Voters in Paris will decide Tuesday whether to recall two members of the Oxford Hills School Board in a vote with big implications for the future of local rule and gender identity policies in Maine schools.
Boardmembers Sarah Otterson and Julia Lester, both of Paris, are facing recall after they put their support behind a controversial policy that would have required district employees to keep information about student mental health secret from parents.
Both Otterson and Lester backed a so-called “gender identity policy” that, if passed, would have prevented school employees from telling parents when a student expressed feelings of gender dysphoria or gender confusion.
The policy would even have required school employees to coach students on how to avoid making changes to official school records that might inadvertently reveal the secret information to parents.
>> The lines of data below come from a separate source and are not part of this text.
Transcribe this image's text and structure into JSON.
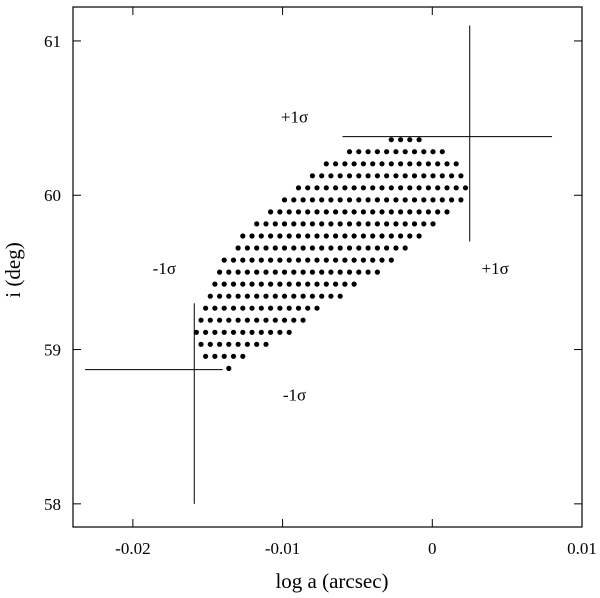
{
  "chart_data": {
    "type": "scatter",
    "title": "",
    "xlabel": "log a (arcsec)",
    "ylabel": "i (deg)",
    "xlim": [
      -0.024,
      0.01
    ],
    "ylim": [
      57.85,
      61.22
    ],
    "x_ticks": [
      -0.02,
      -0.01,
      0,
      0.01
    ],
    "x_tick_labels": [
      "-0.02",
      "-0.01",
      "0",
      "0.01"
    ],
    "y_ticks": [
      58,
      59,
      60,
      61
    ],
    "y_tick_labels": [
      "58",
      "59",
      "60",
      "61"
    ],
    "grid": false,
    "legend": "none",
    "marker_color": "#000000",
    "cloud": {
      "center": [
        -0.0066,
        59.62
      ],
      "grid_step_x": 0.00062,
      "grid_step_y": 0.078,
      "grid_skew": 0.00031,
      "outline": [
        [
          -0.016,
          59.05
        ],
        [
          -0.0155,
          59.27
        ],
        [
          -0.0141,
          59.55
        ],
        [
          -0.013,
          59.75
        ],
        [
          -0.0113,
          59.9
        ],
        [
          -0.0093,
          60.05
        ],
        [
          -0.0075,
          60.18
        ],
        [
          -0.0058,
          60.28
        ],
        [
          -0.004,
          60.35
        ],
        [
          -0.0015,
          60.38
        ],
        [
          0.0008,
          60.32
        ],
        [
          0.0025,
          60.1
        ],
        [
          0.0023,
          59.98
        ],
        [
          0.001,
          59.85
        ],
        [
          -0.001,
          59.7
        ],
        [
          -0.0035,
          59.5
        ],
        [
          -0.006,
          59.35
        ],
        [
          -0.0083,
          59.18
        ],
        [
          -0.011,
          59.03
        ],
        [
          -0.0133,
          58.87
        ],
        [
          -0.0148,
          58.9
        ]
      ]
    },
    "error_bars": [
      {
        "type": "vertical",
        "x": -0.0159,
        "y": [
          58.0,
          59.3
        ]
      },
      {
        "type": "horizontal",
        "y": 58.87,
        "x": [
          -0.0232,
          -0.014
        ]
      },
      {
        "type": "vertical",
        "x": 0.0025,
        "y": [
          59.7,
          61.1
        ]
      },
      {
        "type": "horizontal",
        "y": 60.38,
        "x": [
          -0.006,
          0.008
        ]
      }
    ],
    "annotations": [
      {
        "text": "+1σ",
        "x": -0.0092,
        "y": 60.47
      },
      {
        "text": "-1σ",
        "x": -0.0179,
        "y": 59.49
      },
      {
        "text": "+1σ",
        "x": 0.0042,
        "y": 59.49
      },
      {
        "text": "-1σ",
        "x": -0.0092,
        "y": 58.67
      }
    ]
  }
}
[RELATED: Oxford Hills School Board Temporarily Blocks Gender Policy…]
When details of the policy emerged, district parents revolted, with some in Paris circulating a petition to recall the pair. That petition eventually garnered nearly 700 signatures.
After several contentious school board meetings, the board eventually voted to indefinitely postpone consideration of the policy.
Before that vote, Otterson and Lester attempted to nullify the upcoming recall election with help from an attorney with Drummond-Woodsum, a Portland-based law firm.
At a separate meeting of the school board, Otterson and Lester attempted to have the school board vote in favor of issuing a statement saying the board would not respect the outcome of Paris’s recall election. Neither board member recused themselves from the vote, but the measure failed anyway.
While Otterson remains on the school board, Lester opted to resign prior to the recall.
As a result, Tuesday’s vote could leave the Oxford Hills School Board with two openings. But it will also send a message to remaining board members that parents and taxpayers in the district aren’t keen on school officials injecting left-wing theories about human sexuality into school policies and classrooms.
The Oxford Hills School District is far from the only school system reckoning with controversial policies regarding human sex and sexuality.
Across Maine, schools and parents are debating what role, if any, left-wing ideas about gender, sometimes described as gender ideology, ought to play in classrooms from elementary schools to high schools.